I would actually like to see the Bad Plus do more standards, not because I don’t love their original compositions, but because I think they do standards well. I’ve seen the individual musicians in different settings playing standards and thought them all spectacular. Last March I saw Ethan filling out a Paul Motian trio with Larry Grenadier. They played standards exclusively with the most wonderful, laid-back groove imaginable. Earlier in December I saw Reid and Dave backing saxophonist Chris Speed at John Zorn’s club The Stone.
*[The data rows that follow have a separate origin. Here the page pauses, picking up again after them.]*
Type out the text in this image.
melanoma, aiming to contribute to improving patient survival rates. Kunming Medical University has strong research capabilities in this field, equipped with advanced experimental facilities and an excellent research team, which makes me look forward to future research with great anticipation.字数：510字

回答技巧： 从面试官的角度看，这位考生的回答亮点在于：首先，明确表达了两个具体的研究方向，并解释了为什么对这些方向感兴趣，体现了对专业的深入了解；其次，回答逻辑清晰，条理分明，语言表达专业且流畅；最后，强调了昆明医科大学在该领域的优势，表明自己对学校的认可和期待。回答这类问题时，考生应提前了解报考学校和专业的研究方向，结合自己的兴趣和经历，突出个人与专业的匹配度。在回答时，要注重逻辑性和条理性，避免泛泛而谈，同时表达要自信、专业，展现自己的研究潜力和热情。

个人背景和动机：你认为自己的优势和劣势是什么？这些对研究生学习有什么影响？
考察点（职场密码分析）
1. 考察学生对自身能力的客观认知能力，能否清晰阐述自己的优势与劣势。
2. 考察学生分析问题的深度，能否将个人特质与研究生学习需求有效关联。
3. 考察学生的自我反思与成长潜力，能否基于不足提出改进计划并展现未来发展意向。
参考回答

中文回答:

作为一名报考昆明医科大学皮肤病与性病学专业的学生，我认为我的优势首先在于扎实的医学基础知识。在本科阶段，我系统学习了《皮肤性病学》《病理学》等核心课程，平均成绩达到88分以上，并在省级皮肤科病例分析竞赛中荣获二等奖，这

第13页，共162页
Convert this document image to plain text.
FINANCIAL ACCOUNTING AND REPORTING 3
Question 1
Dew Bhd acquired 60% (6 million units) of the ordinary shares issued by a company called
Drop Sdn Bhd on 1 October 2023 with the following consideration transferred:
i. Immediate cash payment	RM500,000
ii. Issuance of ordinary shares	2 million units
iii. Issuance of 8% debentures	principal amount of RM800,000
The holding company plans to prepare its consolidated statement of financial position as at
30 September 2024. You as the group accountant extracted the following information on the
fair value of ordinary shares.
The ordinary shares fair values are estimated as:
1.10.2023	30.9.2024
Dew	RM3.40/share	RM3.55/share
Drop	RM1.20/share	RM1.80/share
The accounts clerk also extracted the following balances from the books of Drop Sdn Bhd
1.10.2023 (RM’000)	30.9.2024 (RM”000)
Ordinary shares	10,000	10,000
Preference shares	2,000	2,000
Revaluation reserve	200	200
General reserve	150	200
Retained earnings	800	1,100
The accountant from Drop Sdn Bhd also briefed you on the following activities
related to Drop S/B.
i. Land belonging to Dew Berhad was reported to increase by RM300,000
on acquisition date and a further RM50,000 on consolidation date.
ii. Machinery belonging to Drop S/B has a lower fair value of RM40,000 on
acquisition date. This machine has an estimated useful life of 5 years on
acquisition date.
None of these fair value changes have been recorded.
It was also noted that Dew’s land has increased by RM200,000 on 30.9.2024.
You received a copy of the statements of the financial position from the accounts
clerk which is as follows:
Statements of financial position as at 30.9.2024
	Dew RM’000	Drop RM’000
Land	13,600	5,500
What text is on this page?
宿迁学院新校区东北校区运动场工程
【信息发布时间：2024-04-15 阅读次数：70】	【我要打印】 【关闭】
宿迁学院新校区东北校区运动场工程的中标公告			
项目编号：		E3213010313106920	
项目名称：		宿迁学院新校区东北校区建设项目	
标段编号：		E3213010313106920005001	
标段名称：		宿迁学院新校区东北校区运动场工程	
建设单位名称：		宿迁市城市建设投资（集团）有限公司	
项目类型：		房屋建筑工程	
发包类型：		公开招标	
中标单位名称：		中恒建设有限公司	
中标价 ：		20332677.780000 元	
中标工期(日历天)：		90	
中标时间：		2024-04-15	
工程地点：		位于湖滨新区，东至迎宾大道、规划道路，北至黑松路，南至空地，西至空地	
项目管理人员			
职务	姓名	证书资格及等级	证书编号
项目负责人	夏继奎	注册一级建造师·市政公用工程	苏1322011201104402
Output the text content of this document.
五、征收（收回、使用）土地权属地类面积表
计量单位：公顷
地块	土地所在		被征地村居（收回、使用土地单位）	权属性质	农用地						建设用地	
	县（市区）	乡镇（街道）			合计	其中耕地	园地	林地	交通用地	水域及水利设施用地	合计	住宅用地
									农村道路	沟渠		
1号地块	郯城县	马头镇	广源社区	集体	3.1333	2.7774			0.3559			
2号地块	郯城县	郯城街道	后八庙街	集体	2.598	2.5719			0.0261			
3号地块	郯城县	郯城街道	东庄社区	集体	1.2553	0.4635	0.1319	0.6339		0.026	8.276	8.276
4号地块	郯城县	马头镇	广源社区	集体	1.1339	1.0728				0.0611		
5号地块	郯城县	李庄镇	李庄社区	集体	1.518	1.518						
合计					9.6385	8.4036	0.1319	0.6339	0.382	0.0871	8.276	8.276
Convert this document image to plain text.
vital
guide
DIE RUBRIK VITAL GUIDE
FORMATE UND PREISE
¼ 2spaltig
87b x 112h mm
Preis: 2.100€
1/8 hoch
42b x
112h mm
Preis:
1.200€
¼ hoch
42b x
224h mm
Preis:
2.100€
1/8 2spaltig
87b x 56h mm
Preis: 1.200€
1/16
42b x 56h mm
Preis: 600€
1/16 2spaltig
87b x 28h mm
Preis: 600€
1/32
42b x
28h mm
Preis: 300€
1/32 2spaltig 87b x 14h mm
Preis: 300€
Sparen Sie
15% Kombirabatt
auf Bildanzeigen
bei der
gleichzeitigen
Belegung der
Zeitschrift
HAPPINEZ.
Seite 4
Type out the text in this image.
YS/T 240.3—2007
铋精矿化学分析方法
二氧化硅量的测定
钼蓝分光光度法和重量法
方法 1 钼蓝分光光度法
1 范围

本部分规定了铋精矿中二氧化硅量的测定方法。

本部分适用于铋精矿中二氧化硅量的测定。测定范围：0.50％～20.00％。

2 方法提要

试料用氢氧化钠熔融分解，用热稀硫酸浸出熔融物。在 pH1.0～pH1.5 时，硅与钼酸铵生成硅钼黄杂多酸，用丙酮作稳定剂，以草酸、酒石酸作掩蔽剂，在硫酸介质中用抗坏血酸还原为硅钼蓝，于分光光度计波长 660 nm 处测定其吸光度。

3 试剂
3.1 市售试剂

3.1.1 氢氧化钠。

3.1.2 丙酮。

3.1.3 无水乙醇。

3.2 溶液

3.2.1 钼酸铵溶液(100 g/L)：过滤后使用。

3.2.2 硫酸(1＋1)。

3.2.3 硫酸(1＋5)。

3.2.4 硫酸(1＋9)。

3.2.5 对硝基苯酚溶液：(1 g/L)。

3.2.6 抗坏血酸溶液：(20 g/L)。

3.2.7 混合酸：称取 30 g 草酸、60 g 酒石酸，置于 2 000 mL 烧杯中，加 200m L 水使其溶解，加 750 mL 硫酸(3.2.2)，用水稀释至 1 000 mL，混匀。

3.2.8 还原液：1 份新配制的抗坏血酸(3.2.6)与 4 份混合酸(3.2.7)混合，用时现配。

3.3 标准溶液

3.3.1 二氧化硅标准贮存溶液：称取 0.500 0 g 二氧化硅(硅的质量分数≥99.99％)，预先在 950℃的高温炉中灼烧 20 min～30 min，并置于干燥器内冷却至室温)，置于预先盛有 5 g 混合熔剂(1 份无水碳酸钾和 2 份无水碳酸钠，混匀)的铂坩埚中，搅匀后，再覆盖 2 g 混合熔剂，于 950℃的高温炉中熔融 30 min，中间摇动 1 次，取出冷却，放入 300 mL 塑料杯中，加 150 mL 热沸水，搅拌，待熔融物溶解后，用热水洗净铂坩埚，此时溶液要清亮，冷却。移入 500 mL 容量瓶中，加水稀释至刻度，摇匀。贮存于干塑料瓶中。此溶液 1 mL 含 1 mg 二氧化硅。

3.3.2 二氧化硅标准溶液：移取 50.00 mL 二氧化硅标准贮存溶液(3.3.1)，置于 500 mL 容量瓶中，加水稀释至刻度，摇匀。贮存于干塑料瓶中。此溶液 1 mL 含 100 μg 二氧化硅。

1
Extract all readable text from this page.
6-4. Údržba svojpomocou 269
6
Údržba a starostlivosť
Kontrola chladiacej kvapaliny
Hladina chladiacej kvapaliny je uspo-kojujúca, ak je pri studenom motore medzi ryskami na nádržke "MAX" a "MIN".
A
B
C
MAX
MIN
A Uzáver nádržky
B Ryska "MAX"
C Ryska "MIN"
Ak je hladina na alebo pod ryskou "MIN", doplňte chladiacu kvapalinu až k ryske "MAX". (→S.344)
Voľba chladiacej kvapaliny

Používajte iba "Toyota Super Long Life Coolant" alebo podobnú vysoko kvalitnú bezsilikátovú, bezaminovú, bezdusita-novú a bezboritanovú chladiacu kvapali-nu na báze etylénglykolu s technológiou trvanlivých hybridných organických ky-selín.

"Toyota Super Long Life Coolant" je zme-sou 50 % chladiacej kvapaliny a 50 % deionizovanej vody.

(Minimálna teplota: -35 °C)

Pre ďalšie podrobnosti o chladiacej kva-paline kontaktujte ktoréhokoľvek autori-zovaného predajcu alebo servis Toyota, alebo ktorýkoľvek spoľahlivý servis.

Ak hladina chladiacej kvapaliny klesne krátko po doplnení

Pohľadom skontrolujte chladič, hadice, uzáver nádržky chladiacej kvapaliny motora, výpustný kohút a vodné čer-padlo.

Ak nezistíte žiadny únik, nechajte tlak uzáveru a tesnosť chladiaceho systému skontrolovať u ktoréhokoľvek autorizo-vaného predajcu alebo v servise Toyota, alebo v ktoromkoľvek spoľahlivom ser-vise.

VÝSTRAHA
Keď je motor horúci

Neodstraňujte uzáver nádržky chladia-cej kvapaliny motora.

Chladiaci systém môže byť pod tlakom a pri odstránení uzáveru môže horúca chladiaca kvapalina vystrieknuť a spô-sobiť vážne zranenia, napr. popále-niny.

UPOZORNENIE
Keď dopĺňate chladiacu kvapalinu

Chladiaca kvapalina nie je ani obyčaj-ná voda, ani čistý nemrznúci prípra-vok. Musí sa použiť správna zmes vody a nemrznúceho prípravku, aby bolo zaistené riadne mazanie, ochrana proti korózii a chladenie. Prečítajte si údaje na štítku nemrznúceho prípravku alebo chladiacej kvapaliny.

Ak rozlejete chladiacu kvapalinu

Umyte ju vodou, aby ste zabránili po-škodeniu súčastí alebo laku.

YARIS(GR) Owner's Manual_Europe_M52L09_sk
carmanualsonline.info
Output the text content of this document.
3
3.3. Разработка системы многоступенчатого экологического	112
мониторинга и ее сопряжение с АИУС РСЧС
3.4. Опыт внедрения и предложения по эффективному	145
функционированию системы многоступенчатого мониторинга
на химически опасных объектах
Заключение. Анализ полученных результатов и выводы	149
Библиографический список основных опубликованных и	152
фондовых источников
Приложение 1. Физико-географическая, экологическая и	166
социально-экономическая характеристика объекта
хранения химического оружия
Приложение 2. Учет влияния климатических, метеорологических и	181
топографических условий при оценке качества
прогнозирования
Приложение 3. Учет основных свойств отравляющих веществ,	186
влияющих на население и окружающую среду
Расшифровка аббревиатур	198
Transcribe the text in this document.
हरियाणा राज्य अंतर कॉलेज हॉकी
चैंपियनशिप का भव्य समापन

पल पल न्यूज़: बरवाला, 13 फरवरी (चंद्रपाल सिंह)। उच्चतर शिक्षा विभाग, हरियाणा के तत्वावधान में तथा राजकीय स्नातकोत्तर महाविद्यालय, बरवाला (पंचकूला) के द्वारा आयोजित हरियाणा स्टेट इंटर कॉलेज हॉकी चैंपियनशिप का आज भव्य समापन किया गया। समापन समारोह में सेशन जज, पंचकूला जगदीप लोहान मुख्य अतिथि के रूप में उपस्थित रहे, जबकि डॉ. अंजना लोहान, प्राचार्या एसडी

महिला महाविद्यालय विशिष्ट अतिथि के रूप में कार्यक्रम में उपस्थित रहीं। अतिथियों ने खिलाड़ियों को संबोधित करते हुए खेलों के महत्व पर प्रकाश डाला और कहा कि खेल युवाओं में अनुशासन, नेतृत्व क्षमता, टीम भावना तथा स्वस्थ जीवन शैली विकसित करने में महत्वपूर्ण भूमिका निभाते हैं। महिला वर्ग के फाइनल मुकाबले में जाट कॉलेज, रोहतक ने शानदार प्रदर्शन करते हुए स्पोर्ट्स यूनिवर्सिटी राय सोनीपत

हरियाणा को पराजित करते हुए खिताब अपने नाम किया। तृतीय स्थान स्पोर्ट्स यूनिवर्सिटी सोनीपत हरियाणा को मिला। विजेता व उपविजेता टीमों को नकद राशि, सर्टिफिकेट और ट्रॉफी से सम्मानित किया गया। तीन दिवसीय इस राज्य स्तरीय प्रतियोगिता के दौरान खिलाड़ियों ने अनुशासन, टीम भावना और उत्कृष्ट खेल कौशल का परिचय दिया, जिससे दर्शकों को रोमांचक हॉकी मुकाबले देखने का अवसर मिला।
They played, along with an original or two and an Albert Ayler tune, Charlie Parker’s ‘Segment’ and Coltrane’s ’26-2′. The deconstructed groove they brought to those two songs makes them some of my favorite renderings of them that I have heard.

Ethan also contributed another spectacular example of avant garde composition in the second set’s ‘Sing for a Silver Dollar’. As the song evolved it came to a particularly atmospheric portion, which included Dave King using E.T. shaped toys which made some sort of feedback like sound. This brings me to my biggest complaint about Bad Plus shows: the audience. The E.T. toys are not the only non-conventional music-making device in Dave King’s toolbox, and I think the sound of the band is better for it. Every time he pulls something like a vintage toy out to use, however, there are invariably sniggers from the audience, who seem to look at that sort of thing as a joke or gimmick. To be sure, there is much humor in the Bad Plus’ music, but I do no think it’s a joke. For as wacky as the E.T. toys looked (and they looked kind of wacky) the music was great. I don’t know what exactly the toys were meant to do as toys, but the sort of ambient feedback Dave produced with them worked with the ambiance of the song perfectly. Had you closed your eyes and not seen the toys, you wouldn’t have known there was a reason to laugh. For all the humor in their music, that particular song was rather serious. Why should it be interrupted with laughter? On occasion the Bad Plus gets derided as some sort of novelty band (‘you know, that jazz trio that plays that Nirvana song’). If they haven’t proven themselves to be much more than a novelty act by now, then I don’t know what the deal is.

As expected a great show. I understand they are recording or recently did record new material for an album, I’m excited to see how it turns out.